The Palisadian-Post has partnered with locally founded environmental nonprofit organization Resilient Palisades to deliver a weekly “green tip” to our readers. This week’s tip was written by Sheda Morshed.
Last month’s high temperatures in Oregon, Washington and Canada could not have happened without a boost from human-caused global warming, researchers have concluded in a rapid climate attribution study of the heat wave in the Pacific Northwest.
Lasting from June 25 to July 1, the heat wave affected areas that rarely, if ever, experience such temperatures. More than 500 people and an estimated one billion marine animals along Canada’s Pacific Coast perished.
The British Columbia town Lytton burned to the ground due to fires caused by soaring temperatures, according to Independent. More locally, intense heat and record-low snowpacks have led to severely depleted reservoirs and the Colorado River—Southern California’s two major sources for freshwater, the Washington Post reported.

You don’t have to be a detective to recognize rapidly changing weather patterns across the globe. And you don’t have to subscribe to a scientific journal to understand the link to human activities, i.e., global temperatures began to spike following the Industrial Revolution, and data shows they’ve steadily increased in line with human-induced global warming emissions.
The answer is not to give up hope or, worse, look away.

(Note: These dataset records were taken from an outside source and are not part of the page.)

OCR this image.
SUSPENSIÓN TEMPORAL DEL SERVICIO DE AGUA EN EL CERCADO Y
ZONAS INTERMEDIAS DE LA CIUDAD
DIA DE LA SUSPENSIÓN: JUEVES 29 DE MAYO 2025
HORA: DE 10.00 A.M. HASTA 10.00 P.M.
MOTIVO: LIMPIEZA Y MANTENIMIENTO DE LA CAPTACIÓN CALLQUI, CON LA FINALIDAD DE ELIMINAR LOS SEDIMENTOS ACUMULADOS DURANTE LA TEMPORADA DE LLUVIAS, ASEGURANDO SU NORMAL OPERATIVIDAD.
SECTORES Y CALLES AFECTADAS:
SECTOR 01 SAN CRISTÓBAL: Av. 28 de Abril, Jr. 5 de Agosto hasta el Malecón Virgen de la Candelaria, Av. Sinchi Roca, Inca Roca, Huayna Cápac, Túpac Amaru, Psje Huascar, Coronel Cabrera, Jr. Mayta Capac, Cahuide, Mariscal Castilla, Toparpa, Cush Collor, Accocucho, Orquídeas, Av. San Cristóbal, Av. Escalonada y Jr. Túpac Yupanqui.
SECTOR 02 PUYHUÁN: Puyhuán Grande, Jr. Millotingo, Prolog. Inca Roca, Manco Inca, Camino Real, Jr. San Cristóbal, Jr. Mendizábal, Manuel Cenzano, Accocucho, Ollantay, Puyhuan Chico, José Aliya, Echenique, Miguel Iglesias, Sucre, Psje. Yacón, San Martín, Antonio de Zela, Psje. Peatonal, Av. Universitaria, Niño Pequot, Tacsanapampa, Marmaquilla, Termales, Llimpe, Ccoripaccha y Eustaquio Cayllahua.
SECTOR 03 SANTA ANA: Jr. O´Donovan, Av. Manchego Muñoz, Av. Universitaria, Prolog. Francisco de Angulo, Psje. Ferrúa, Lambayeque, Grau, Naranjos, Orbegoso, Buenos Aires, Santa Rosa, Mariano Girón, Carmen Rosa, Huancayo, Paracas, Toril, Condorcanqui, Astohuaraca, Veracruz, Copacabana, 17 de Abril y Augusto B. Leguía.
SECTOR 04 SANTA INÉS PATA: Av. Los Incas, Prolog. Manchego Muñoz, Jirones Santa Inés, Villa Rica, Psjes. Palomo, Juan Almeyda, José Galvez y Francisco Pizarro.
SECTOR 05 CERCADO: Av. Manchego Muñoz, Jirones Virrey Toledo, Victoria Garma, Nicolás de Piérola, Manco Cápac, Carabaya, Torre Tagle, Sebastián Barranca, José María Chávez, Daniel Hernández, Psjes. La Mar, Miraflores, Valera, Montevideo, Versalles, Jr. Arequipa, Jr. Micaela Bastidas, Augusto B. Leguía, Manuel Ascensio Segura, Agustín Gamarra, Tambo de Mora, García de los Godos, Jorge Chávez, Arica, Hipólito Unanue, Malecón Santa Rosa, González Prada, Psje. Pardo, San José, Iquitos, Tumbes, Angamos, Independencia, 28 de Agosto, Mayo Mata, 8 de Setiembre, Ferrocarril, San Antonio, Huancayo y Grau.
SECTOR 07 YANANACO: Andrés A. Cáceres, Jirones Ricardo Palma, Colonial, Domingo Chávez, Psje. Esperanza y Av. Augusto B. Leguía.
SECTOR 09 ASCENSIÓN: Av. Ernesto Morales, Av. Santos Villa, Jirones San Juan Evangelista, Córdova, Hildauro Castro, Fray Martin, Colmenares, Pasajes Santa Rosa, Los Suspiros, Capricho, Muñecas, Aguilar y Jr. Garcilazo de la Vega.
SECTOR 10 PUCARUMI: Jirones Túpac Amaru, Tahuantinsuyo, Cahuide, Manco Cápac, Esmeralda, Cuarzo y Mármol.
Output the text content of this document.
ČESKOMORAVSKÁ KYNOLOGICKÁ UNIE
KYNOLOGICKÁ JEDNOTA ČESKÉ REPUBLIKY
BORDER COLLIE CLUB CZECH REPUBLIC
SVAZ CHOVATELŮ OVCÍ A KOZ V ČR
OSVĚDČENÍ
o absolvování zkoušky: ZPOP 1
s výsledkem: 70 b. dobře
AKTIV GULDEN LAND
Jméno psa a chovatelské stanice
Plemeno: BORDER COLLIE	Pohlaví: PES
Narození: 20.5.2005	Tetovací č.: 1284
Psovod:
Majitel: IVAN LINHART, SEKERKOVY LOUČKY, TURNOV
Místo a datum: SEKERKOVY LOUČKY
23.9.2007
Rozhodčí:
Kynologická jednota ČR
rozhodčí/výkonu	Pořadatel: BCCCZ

Instead, now is the time that every individual can reexamine their actions to identify steps that reduce their daily carbon footprint.
There are so many opportunities to do so without sacrifice. Would you care if your lawn is cut with a gas or a battery/electric operated mower? Wouldn’t a “plant-based burger” suit your family just fine every other time you went out for a burger? Could you plant a tree or support a local tree planting project to improve our city? Small actions really do create big impacts.
This week’s tip: Calculate your family’s carbon footprint using any online “carbon calculator.” Your carbon footprint is the total amount of greenhouse gases (including carbon dioxide and methane) generated by your daily activities. Then Google “climate change heat dome” and read just one of the myriad articles describing the extreme weather phenomenon, which is expected to reoccur in the next five years.
Doing both these things can propel you to see the world with hope goggles that identify easy, actionable solutions to help reduce your output of global emissions.
At this critical time, we each have the choice to either be proactive or, we wait and become reactive. Which option will you go for?